Quantification of selected growth factors released from platelets

To observe distribution of growth factors released from platelets, the sandwich enzyme-linked immunosorbent assay (ELISA) was used. Platelets in concentration 900×109/L were lysate using 3 freeze-melt cycles (-80°C and 37°C) and subsequently centrifuged 4120 rpm for 10 min to remove cell membranes. SDF-1α and bFGF were determined according to the guidelines (Peprotech). P-Selectin, EGF, HGF, KGF, IGF-1, TGF-β, Thrombospondin and VEGF were quantified according to the manufacturer’s instructions (DuoSet ®, R&D Systems, MN, USA). Briefly, the protein-captured antibodies were precoated onto 96-well plates overnight and then blocked by 100 µl blocked buffer and washed 3× with wash solution. Subsequently, 100 μl of sample or standard were added to each of the wells in triplicate, the plates were incubated for 2 h, and washed twice with wash solution. Next, 100 μl of biotinylated primary antibodies was added and the plates were incubated for 2 h. The plates were washed twice with wash solution, each well was incubated with 100 μl streptavidin-conjugated horseradish peroxidase (20 min, 4°C), and again washed third with wash solution.

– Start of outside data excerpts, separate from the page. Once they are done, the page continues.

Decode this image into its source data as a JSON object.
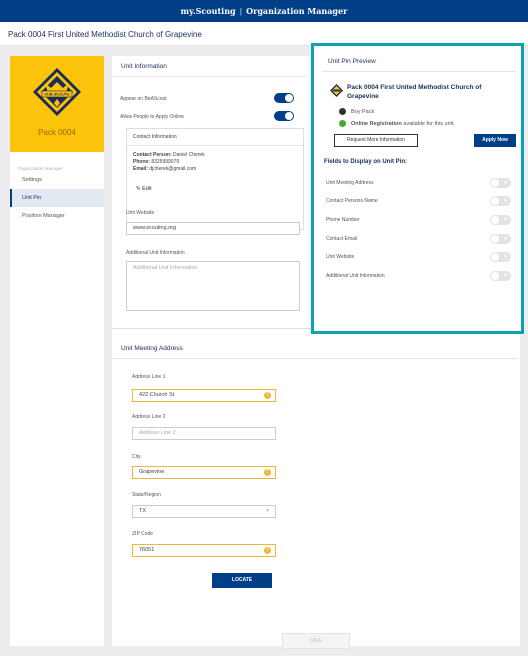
{
  "topbar": {
    "brand": "my.Scouting",
    "separator": "|",
    "app": "Organization Manager"
  },
  "page_title": "Pack 0004 First United Methodist Church of Grapevine",
  "sidebar": {
    "unit_name": "Pack 0004",
    "logo_text": "CUB SCOUTS",
    "section_label": "Organization Manager",
    "items": [
      {
        "label": "Settings",
        "active": false
      },
      {
        "label": "Unit Pin",
        "active": true
      },
      {
        "label": "Position Manager",
        "active": false
      }
    ]
  },
  "unit_info": {
    "title": "Unit Information",
    "appear_label": "Appear on BeAScout",
    "appear_on": true,
    "apply_label": "Allow People to Apply Online",
    "apply_on": true,
    "contact_title": "Contact Information",
    "contact_person_label": "Contact Person:",
    "contact_person": "Daniel Cherek",
    "phone_label": "Phone:",
    "phone": "8325999079",
    "email_label": "Email:",
    "email": "djcherek@gmail.com",
    "edit_label": "Edit",
    "website_label": "Unit Website",
    "website_value": "www.scouting.org",
    "additional_label": "Additional Unit Information",
    "additional_placeholder": "Additional Unit Information"
  },
  "address": {
    "title": "Unit Meeting Address",
    "line1_label": "Address Line 1",
    "line1_value": "422 Church St",
    "line2_label": "Address Line 2",
    "line2_placeholder": "Address Line 2",
    "city_label": "City",
    "city_value": "Grapevine",
    "state_label": "State/Region",
    "state_value": "TX",
    "zip_label": "ZIP Code",
    "zip_value": "76051",
    "locate_label": "LOCATE",
    "save_label": "SAVE"
  },
  "preview": {
    "title": "Unit Pin Preview",
    "unit_name": "Pack 0004 First United Methodist Church of Grapevine",
    "type_label": "Boy Pack",
    "online_bold": "Online Registration",
    "online_rest": "available for this unit.",
    "request_label": "Request More Information",
    "apply_label": "Apply Now",
    "fields_title": "Fields to Display on Unit Pin:",
    "fields": [
      {
        "label": "Unit Meeting Address",
        "on": false
      },
      {
        "label": "Contact Persons Name",
        "on": false
      },
      {
        "label": "Phone Number",
        "on": false
      },
      {
        "label": "Contact Email",
        "on": false
      },
      {
        "label": "Unit Website",
        "on": false
      },
      {
        "label": "Additional Unit Information",
        "on": false
      }
    ]
  },
  "colors": {
    "brand_blue": "#003f87",
    "cub_yellow": "#fcc30b",
    "highlight_teal": "#0aa2b5",
    "warning_orange": "#f0b63c",
    "online_green": "#44a832"
  },
  "icons": [
    "cub-scouts-logo",
    "toggle-switch",
    "pencil-icon",
    "warning-icon",
    "cub-scouts-small-icon",
    "dark-dot-icon",
    "green-dot-icon"
  ]
}
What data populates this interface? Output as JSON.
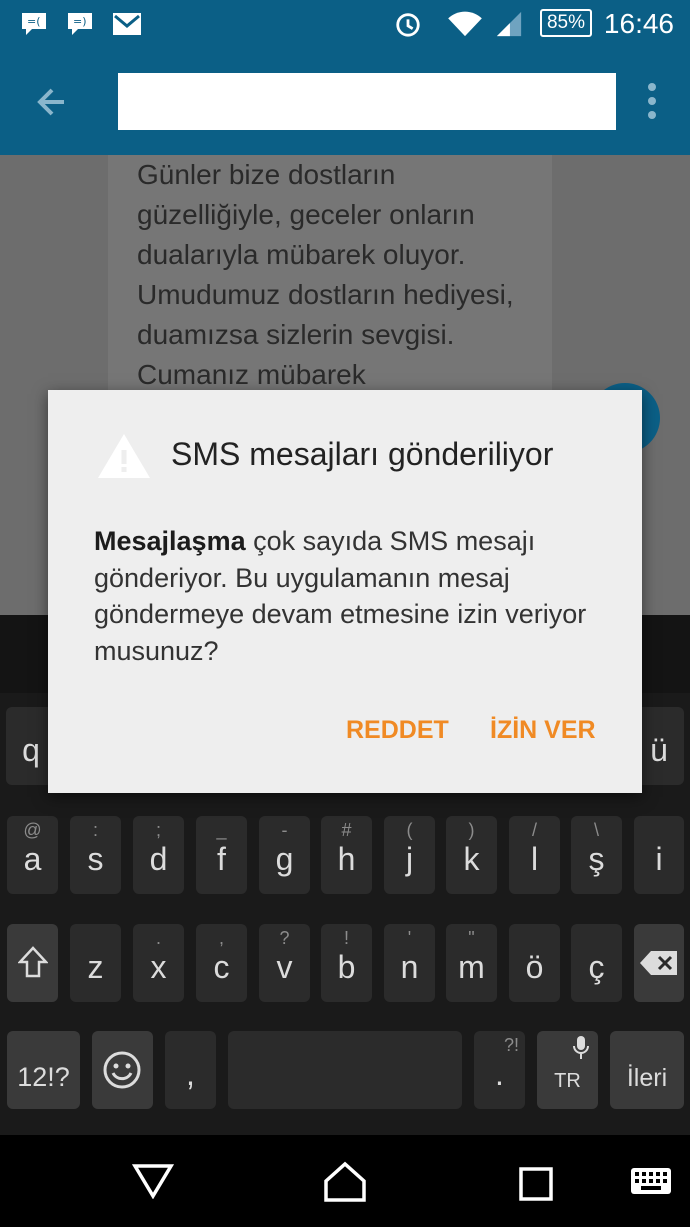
{
  "status_bar": {
    "battery": "85%",
    "time": "16:46"
  },
  "conversation": {
    "message_text": "Günler bize dostların güzelliğiyle, geceler onların dualarıyla mübarek oluyor. Umudumuz dostların hediyesi, duamızsa sizlerin sevgisi. Cumanız mübarek"
  },
  "dialog": {
    "title": "SMS mesajları gönderiliyor",
    "body_app": "Mesajlaşma",
    "body_text": " çok sayıda SMS mesajı gönderiyor. Bu uygulamanın mesaj göndermeye devam etmesine izin veriyor musunuz?",
    "deny_label": "REDDET",
    "allow_label": "İZİN VER"
  },
  "keyboard": {
    "row1": [
      {
        "main": "q",
        "alt": ""
      },
      {
        "main": "ü",
        "alt": ""
      }
    ],
    "row2": [
      {
        "main": "a",
        "alt": "@"
      },
      {
        "main": "s",
        "alt": ":"
      },
      {
        "main": "d",
        "alt": ";"
      },
      {
        "main": "f",
        "alt": "_"
      },
      {
        "main": "g",
        "alt": "-"
      },
      {
        "main": "h",
        "alt": "#"
      },
      {
        "main": "j",
        "alt": "("
      },
      {
        "main": "k",
        "alt": ")"
      },
      {
        "main": "l",
        "alt": "/"
      },
      {
        "main": "ş",
        "alt": "\\"
      },
      {
        "main": "i",
        "alt": ""
      }
    ],
    "row3": [
      {
        "main": "z",
        "alt": ""
      },
      {
        "main": "x",
        "alt": "."
      },
      {
        "main": "c",
        "alt": ","
      },
      {
        "main": "v",
        "alt": "?"
      },
      {
        "main": "b",
        "alt": "!"
      },
      {
        "main": "n",
        "alt": "'"
      },
      {
        "main": "m",
        "alt": "\""
      },
      {
        "main": "ö",
        "alt": ""
      },
      {
        "main": "ç",
        "alt": ""
      }
    ],
    "symbols_label": "12!?",
    "comma_label": ",",
    "period_label": ".",
    "period_alt": "?!",
    "lang_label": "TR",
    "enter_label": "İleri"
  },
  "icons": {
    "status_left": [
      "messaging-notification-icon",
      "messaging-notification-icon",
      "gmail-icon"
    ],
    "status_right": [
      "alarm-icon",
      "wifi-icon",
      "signal-icon",
      "battery-icon"
    ],
    "nav": [
      "back-triangle-icon",
      "home-icon",
      "recents-icon",
      "keyboard-icon"
    ]
  }
}
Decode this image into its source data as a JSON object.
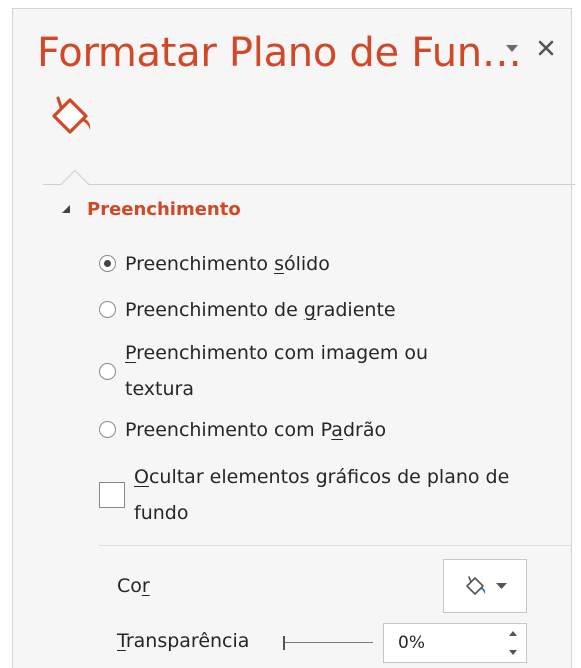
{
  "pane": {
    "title": "Formatar Plano de Fun…",
    "menu_icon": "dropdown-arrow-icon",
    "close_icon": "close-icon",
    "tab_icon": "paint-bucket-icon"
  },
  "colors": {
    "accent": "#d24726",
    "pane_bg": "#f6f6f6",
    "text": "#262626"
  },
  "section": {
    "title": "Preenchimento",
    "expanded": true
  },
  "fill_options": [
    {
      "pre": "Preenchimento ",
      "key": "s",
      "post": "ólido",
      "checked": true
    },
    {
      "pre": "Preenchimento de ",
      "key": "g",
      "post": "radiente",
      "checked": false
    },
    {
      "pre": "",
      "key": "P",
      "post": "reenchimento com imagem ou textura",
      "checked": false
    },
    {
      "pre": "Preenchimento com P",
      "key": "a",
      "post": "drão",
      "checked": false
    }
  ],
  "hide_background": {
    "key": "O",
    "post": "cultar elementos gráficos de plano de fundo",
    "checked": false
  },
  "color": {
    "pre": "Co",
    "key": "r",
    "post": "",
    "button_icon": "paint-bucket-icon",
    "dropdown_icon": "dropdown-arrow-icon"
  },
  "transparency": {
    "pre": "",
    "key": "T",
    "post": "ransparência",
    "value": "0%",
    "level": 0
  }
}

The antigen-antibody complex was detected by colorimetric reactions initiated by the addition of 100 μl of tetramethylbenzidine substrate solution (R&D Systems) to each well, and the reaction was stopped after 20 min with 50 μl of 1N H2SO4. The absorbance of the samples was measured at 450 nm with the Biotek Synergy H1 ELISA reader, and the concentration of proteins was determined by an eight-point calibration curve.